By 1973, Nicky worked for a South End day-care center while living in a subsidized apartment on Columbus Avenue. Andrea, then fourteen, had begun babysitting for the Divers and other young professionals. One November evening on West Newton Street, Joan ran into Nicky, whom she knew only as Andrea’s mother. Anxiously, Nicky reported that Andrea had dropped out of her “experimental” school, seemed unmotivated and needed a more formal structure. Touched by her distress, Joan promised to do what she could. The only mid-year opening in the public schools was in South Boston, which hardly seemed the place for a half-black child. Eventually, Joan found Manter Hall, a private school in Cambridge. Manter cost $1,700, far beyond Nicky’s resources, so Joan raised the money from friends, neighbors, and several trust funds. Andrea entered Manter that February, compiling an impressive record of A’s and B’s.

From that beginning grew a remarkable friendship. To a casual observer, Joan and Nicky would have seemed unlikely intimates. Then in her late forties, Nicky was nearly twice Joan’s age. A high school dropout who took college courses at night, she couldn’t match Joan’s educational credentials. While Nicky eked out a meager living, Joan enjoyed the solid comforts of the urban bourgeoisie. An avowed socialist, Nicky had little in common with Joan’s temperate liberalism. Yet those very contradictions, like poles of a battery, set up an electrical current, a spark which illuminated their relationship.
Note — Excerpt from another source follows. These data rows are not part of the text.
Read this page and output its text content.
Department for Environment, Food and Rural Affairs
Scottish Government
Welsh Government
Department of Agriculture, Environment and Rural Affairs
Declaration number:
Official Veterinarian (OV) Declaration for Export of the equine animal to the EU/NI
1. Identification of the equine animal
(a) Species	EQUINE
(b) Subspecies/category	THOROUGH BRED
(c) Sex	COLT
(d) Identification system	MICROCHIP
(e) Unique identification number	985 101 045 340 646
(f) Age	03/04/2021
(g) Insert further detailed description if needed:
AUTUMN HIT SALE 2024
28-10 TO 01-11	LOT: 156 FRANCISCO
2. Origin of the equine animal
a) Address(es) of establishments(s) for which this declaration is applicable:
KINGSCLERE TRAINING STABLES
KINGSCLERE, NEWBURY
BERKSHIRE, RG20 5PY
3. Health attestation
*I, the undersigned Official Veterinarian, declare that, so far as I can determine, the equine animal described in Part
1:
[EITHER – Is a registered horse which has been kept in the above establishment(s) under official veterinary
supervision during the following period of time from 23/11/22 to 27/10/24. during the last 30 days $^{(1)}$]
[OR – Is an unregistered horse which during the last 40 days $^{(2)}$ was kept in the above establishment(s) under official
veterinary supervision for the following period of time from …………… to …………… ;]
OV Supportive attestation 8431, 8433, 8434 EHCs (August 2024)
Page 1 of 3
In the evenings or on lazy weekend afternoons, Nicky would wander by and they’d sit for hours in Joan’s kitchen, sipping coffee and talking about children, neighbors, crime, politics, books, or movies. Sometimes Colin would join them and the conversation would turn to opera, a subject on which Nicky surprisingly knew more than he. Often she would tell stories—long, spellbinding sagas of double-dealing cops and corrupt landlords. For Joan and Colin those Were compelling moments, rare opportunities to penetrate the daunting barriers of race and class.

For Nicky, they were curious encounters. It seemed strange to be sitting there in that gorgeous house, surrounded by all those beautiful things, talking with the very people she’d been protesting against all those years. They often disagreed on urban development, on gentrification, on the respective rights of tenants and homeowners, but there was something about the Divers which transcended politics, which made everything else okay. They were
involved
—in the fate of their city, in the condition of their neighborhood, in the lives of people around them. When her radical friends asked why she spent so much time with those “rich honkies,” she said, “I don’t care whether they march with us or not. Their hearts are with us. They care.”

“If something bugs Colin and me,” Joan once told a friend, “we’re the kind
of people who have to do something about it.” That, of course, was in the New England tradition. “If you know of any scandalous disorders in town,” Cotton Mather admonished his parishioners, “do all you can to suppress them and redress them.” Temperamentally, the Divers were Puritans, driven to right wrongs, to redress disorders. Practically, they had begun to shun the broader ideological issues, concentrating on concrete problems closer to home.

The first to engage them was traffic. Most South End streets dead-ended at the railroad, discouraging motorists; but West Newton rode a bridge over the tracks, creating a natural thoroughfare from the South End into the Back Bay. Each weekday, the street outside the Divers’ home was clogged with some 4,000 cars, buses, and trucks, their engines shattering the calm, spewing noxious fumes, rattling windowpanes, cracking plaster, tormenting parents of small children.